We believe this system should give organisations confidence that contributing to the campaign carries no risk and is compatible with their organisation’s accounting procedures. If however you have concerns or would like to contribute in another form, just contact us to discuss further!

FAQ

  • What happens if contributions exceed the campaign goal?
    If contributions are in excess of the stated goal, we will reinvest the excess back into QGIS by using it to fund some of our other ongoing QGIS contributions, such as the multithreaded background task manager demonstrated here. This will be done in a transparent and accountable way, and we will openly report on the ways additional funds are being used.

About us

This work will be undertaken by North Road’s founder, Nyall Dawson. Nyall has an established history with QGIS development, and in recent years has been one of the most prolific contributors to the project.

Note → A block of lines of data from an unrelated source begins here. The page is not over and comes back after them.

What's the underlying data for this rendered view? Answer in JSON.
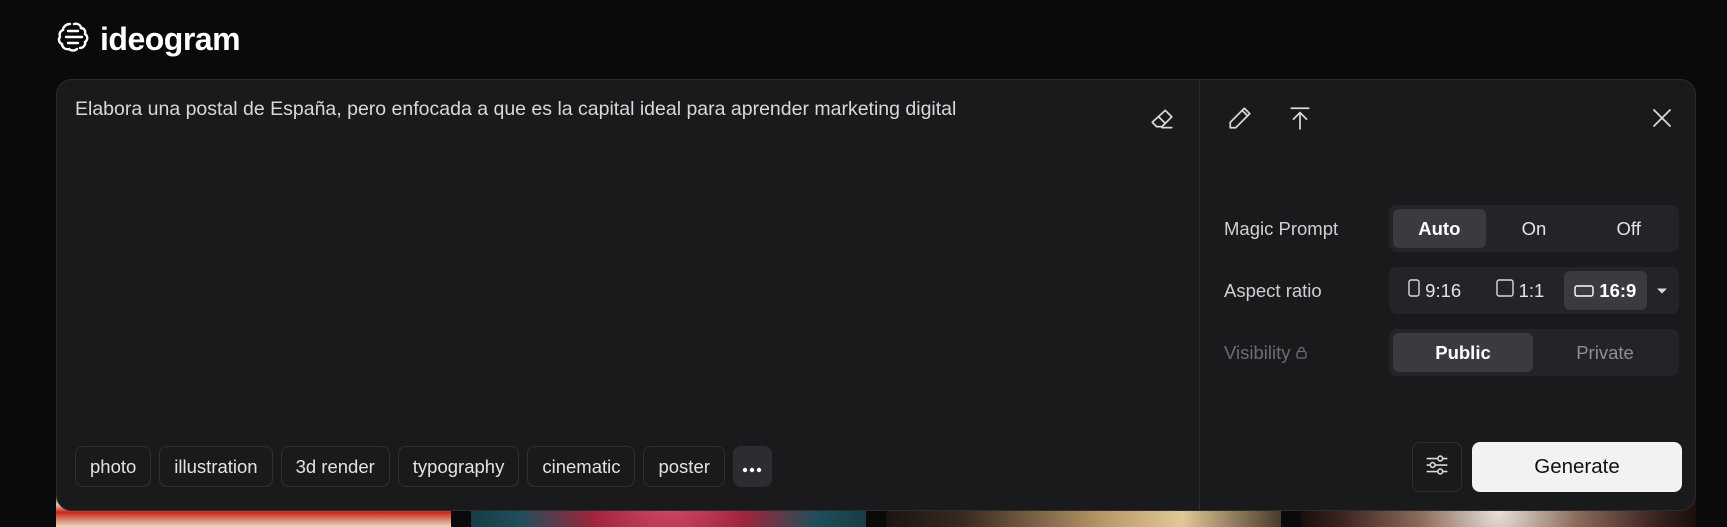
{
  "app": {
    "name": "ideogram"
  },
  "prompt": {
    "text": "Elabora una postal de España, pero enfocada a que es la capital ideal para aprender marketing digital"
  },
  "chips": [
    "photo",
    "illustration",
    "3d render",
    "typography",
    "cinematic",
    "poster"
  ],
  "settings": {
    "magic_prompt": {
      "label": "Magic Prompt",
      "options": [
        "Auto",
        "On",
        "Off"
      ],
      "selected": "Auto"
    },
    "aspect_ratio": {
      "label": "Aspect ratio",
      "options": [
        "9:16",
        "1:1",
        "16:9"
      ],
      "selected": "16:9"
    },
    "visibility": {
      "label": "Visibility",
      "options": [
        "Public",
        "Private"
      ],
      "selected": "Public"
    }
  },
  "actions": {
    "generate_label": "Generate"
  },
  "colors": {
    "background": "#0a0a0b",
    "panel": "#1a1a1d",
    "generate_button": "#f2f2f4"
  }
}
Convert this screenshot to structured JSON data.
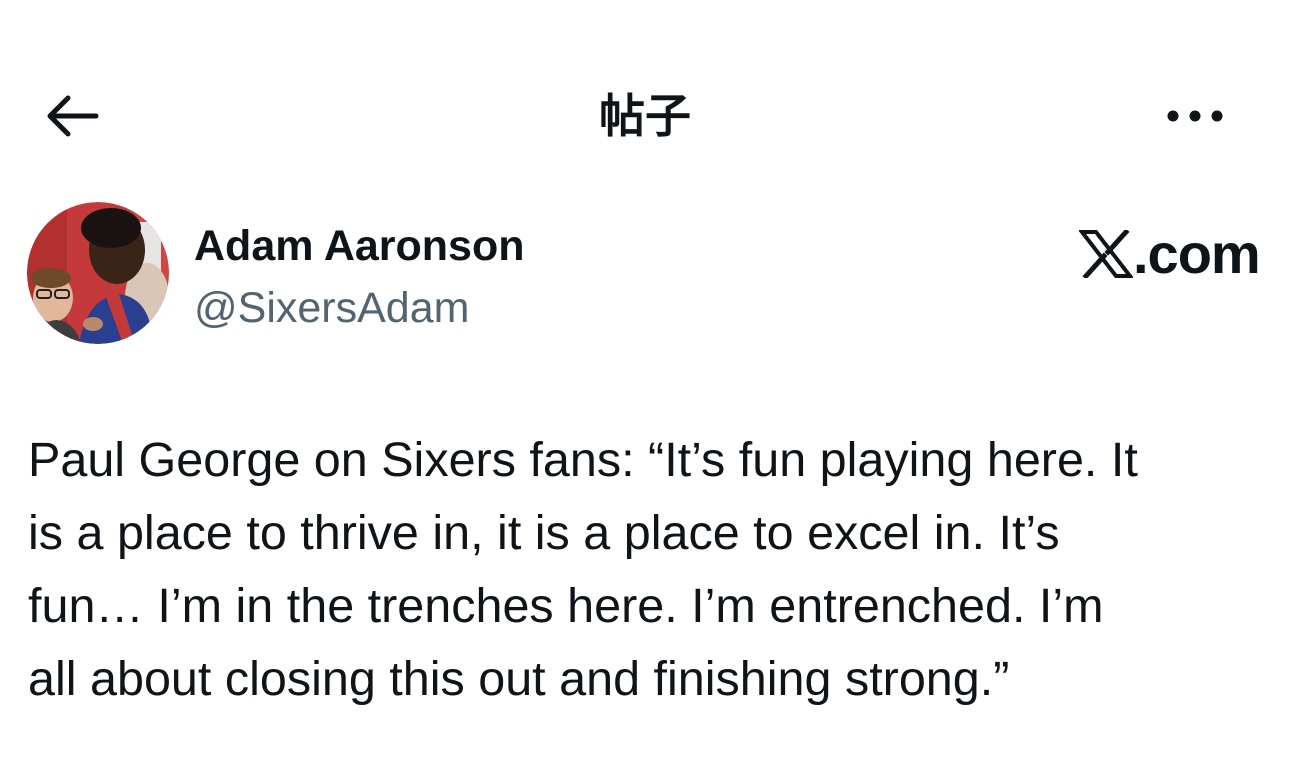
{
  "header": {
    "title": "帖子",
    "back_icon": "arrow-left-icon",
    "more_icon": "more-horizontal-icon"
  },
  "author": {
    "name": "Adam Aaronson",
    "handle": "@SixersAdam",
    "avatar": "profile-photo"
  },
  "brand": {
    "logo_icon": "x-logo-icon",
    "suffix": ".com"
  },
  "post": {
    "lines": [
      "Paul George on Sixers fans: “It’s fun playing here. It",
      "is a place to thrive in, it is a place to excel in. It’s",
      "fun… I’m in the trenches here. I’m entrenched. I’m",
      "all about closing this out and finishing strong.”"
    ]
  },
  "colors": {
    "text": "#0f1419",
    "secondary_text": "#536471",
    "background": "#ffffff"
  }
}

At North Road we invest back into the open-source geospatial community. We do large amounts of volunteer fixes and feature additions across the open source geospatial stack, so by investing in us you also help support us improve the open source GIS stack.

We use the software we develop daily, so we take pride in developing stable, polished code with extensive regression testing and refined workflows. We offer long-term support for the code we create, providing proactive fixes and improvements even after a project is complete. Our development record demonstrates the confidence you can place in us for timely delivery of this crowd funding campaign’s product.